Sunday, April 29, 2012

The Godless Constitution

We've talked about this book a number of times on my blogs. It's David Barton's bĂȘte noire. It's a good book and both of the scholars who wrote it are the real deal who know and cite the record, in my opinion, better than Barton does.

I don't agree with its thesis completely. But here is what I value in it. What I take from it for my thesis: The political theology of the American Founding represented a loss for the forces of "religious correctness" (a term they use). What the authors then do, which is perhaps a step too far, is bring that battle into today's culture wars and associate the late 18th Cen. forces of religious correctness with today's religious right, and America's Founders with today's secularists. I wouldn't do that.
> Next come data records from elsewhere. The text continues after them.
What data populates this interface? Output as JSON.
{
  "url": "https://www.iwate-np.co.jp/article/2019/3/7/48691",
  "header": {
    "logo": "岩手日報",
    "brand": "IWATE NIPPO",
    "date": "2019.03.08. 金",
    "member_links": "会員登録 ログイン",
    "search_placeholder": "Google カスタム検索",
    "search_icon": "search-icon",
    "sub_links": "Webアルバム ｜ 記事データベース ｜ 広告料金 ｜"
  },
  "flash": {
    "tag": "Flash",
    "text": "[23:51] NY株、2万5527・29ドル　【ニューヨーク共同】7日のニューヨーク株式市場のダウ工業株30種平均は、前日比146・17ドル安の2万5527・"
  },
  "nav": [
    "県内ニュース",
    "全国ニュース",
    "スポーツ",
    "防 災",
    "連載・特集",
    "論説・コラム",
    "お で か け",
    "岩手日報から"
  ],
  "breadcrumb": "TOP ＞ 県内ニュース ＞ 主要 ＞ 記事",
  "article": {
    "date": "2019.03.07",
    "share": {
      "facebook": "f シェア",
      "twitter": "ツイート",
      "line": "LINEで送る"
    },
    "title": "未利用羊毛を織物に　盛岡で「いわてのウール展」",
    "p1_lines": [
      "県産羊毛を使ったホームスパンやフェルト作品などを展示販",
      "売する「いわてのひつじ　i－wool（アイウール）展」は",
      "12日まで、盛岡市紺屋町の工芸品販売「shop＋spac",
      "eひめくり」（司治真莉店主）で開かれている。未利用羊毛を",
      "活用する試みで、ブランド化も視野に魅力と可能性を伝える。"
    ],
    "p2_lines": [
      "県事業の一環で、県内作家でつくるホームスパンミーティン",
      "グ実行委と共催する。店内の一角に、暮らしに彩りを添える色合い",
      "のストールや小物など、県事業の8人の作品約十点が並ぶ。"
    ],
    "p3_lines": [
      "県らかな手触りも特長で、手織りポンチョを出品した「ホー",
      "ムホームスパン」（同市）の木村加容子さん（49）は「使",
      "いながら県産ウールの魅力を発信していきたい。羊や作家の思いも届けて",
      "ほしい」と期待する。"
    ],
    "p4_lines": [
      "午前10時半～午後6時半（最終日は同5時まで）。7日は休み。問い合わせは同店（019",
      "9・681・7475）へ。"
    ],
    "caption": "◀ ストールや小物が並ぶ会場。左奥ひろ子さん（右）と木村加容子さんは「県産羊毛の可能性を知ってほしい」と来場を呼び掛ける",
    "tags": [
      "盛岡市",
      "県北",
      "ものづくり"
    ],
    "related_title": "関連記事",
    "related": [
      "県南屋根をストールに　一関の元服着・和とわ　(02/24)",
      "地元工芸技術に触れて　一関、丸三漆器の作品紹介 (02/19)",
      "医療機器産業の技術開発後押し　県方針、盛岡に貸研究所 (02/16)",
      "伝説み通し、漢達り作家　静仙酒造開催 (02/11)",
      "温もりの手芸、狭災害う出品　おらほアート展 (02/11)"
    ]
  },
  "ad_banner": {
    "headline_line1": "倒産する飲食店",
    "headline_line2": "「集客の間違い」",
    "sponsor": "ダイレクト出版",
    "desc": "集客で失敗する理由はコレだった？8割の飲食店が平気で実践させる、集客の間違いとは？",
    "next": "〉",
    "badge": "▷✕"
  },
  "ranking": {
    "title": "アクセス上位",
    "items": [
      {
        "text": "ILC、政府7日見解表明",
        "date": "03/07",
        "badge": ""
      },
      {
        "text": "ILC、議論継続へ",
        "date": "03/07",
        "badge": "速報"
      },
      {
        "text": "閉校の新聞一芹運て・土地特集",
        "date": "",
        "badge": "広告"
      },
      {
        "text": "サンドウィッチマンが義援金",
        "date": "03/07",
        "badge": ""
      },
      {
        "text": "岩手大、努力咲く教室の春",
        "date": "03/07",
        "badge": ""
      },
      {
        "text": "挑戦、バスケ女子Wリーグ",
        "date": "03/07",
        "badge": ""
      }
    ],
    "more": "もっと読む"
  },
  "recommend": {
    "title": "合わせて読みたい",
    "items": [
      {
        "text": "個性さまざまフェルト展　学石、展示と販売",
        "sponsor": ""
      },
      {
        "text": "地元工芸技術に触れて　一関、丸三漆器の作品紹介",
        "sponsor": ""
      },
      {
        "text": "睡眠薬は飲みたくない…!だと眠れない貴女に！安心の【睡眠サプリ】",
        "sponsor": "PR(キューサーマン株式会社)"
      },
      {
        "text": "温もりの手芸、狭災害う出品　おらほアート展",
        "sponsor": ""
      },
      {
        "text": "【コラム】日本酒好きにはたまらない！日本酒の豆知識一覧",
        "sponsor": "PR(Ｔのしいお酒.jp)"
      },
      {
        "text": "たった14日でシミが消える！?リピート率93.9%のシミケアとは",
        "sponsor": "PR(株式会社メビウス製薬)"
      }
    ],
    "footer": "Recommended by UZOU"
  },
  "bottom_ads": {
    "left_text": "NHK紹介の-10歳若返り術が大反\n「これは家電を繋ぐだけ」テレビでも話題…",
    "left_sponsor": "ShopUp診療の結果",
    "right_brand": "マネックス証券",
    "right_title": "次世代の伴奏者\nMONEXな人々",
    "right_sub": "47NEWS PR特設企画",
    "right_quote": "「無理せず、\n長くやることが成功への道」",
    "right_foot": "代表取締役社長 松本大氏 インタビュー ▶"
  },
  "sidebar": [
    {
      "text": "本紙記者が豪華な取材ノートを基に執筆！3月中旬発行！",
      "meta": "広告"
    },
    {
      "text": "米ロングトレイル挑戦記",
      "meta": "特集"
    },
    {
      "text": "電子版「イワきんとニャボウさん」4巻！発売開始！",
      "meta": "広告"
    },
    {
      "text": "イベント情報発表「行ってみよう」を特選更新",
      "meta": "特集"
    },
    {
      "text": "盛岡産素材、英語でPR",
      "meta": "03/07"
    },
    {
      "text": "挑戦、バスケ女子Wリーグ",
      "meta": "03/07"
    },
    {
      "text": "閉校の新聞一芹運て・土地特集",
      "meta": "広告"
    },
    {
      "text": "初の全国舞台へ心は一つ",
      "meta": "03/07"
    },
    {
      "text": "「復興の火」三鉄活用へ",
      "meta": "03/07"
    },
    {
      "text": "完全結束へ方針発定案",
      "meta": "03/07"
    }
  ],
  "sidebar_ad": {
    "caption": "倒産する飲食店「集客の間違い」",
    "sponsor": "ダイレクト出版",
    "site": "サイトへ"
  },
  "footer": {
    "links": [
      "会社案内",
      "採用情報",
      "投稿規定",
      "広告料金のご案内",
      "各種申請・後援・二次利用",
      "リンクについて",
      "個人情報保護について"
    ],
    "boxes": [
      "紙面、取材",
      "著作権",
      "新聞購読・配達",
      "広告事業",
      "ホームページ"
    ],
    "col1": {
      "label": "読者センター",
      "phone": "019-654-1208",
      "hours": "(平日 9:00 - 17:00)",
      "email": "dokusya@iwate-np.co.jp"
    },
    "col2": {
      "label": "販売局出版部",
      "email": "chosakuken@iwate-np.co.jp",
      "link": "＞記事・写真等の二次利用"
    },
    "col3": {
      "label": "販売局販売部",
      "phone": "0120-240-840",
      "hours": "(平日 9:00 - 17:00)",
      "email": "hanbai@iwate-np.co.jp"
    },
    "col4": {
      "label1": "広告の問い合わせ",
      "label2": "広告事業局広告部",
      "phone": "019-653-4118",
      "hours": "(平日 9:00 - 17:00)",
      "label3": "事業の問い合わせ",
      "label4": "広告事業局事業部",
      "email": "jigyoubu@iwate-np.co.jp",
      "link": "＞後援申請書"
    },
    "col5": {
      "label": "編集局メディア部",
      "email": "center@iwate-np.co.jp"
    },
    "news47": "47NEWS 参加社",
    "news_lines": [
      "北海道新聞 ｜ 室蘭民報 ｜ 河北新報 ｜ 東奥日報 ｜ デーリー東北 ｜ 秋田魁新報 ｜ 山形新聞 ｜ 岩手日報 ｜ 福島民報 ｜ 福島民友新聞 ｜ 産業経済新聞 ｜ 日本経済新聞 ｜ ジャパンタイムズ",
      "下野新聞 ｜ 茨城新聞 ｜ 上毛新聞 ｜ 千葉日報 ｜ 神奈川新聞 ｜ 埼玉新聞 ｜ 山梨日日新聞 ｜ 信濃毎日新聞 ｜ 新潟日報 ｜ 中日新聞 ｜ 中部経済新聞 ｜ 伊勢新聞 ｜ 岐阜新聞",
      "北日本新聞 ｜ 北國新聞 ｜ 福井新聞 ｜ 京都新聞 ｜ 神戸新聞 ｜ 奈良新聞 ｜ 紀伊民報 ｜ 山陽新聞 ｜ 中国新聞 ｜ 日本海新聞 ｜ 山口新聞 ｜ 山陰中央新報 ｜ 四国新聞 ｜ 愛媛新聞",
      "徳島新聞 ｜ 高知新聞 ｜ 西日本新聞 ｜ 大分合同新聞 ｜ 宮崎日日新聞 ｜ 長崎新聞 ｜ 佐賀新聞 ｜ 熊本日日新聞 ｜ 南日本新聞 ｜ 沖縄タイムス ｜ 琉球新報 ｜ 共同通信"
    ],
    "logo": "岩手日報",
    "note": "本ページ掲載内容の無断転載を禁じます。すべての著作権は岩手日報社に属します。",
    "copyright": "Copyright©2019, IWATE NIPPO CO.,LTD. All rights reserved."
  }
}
Rather, I'd stick with the more modest thesis that the American Founding and its political theology represented a loss for late 18th Century religious correctness.

So who were the losers? Among them Timothy Dwight, William Linn, John Mitchell Mason, and Jedidiah Morse. The religiously correct were the ones who thought the US Constitution should invoke the Triune God, probable in the form of a covenant as the central anchor of the document. It doesn't do that. Also, it would be helpful if, as Mason wanted (when discussing the Articles of Confederation), America's governing document invoked the "law of the eternal God, as contained in the sacred Scriptures, of the Old and New Testament, the supreme law of the United States,..." It doesn't do that either. So what we are left with is victory for religious liberty and pluralism where the religiously heterodox and heterics like the Swedenborgs, Unitarians, Universalists, etc., have their place at the table right next to the orthodox. That's my thesis.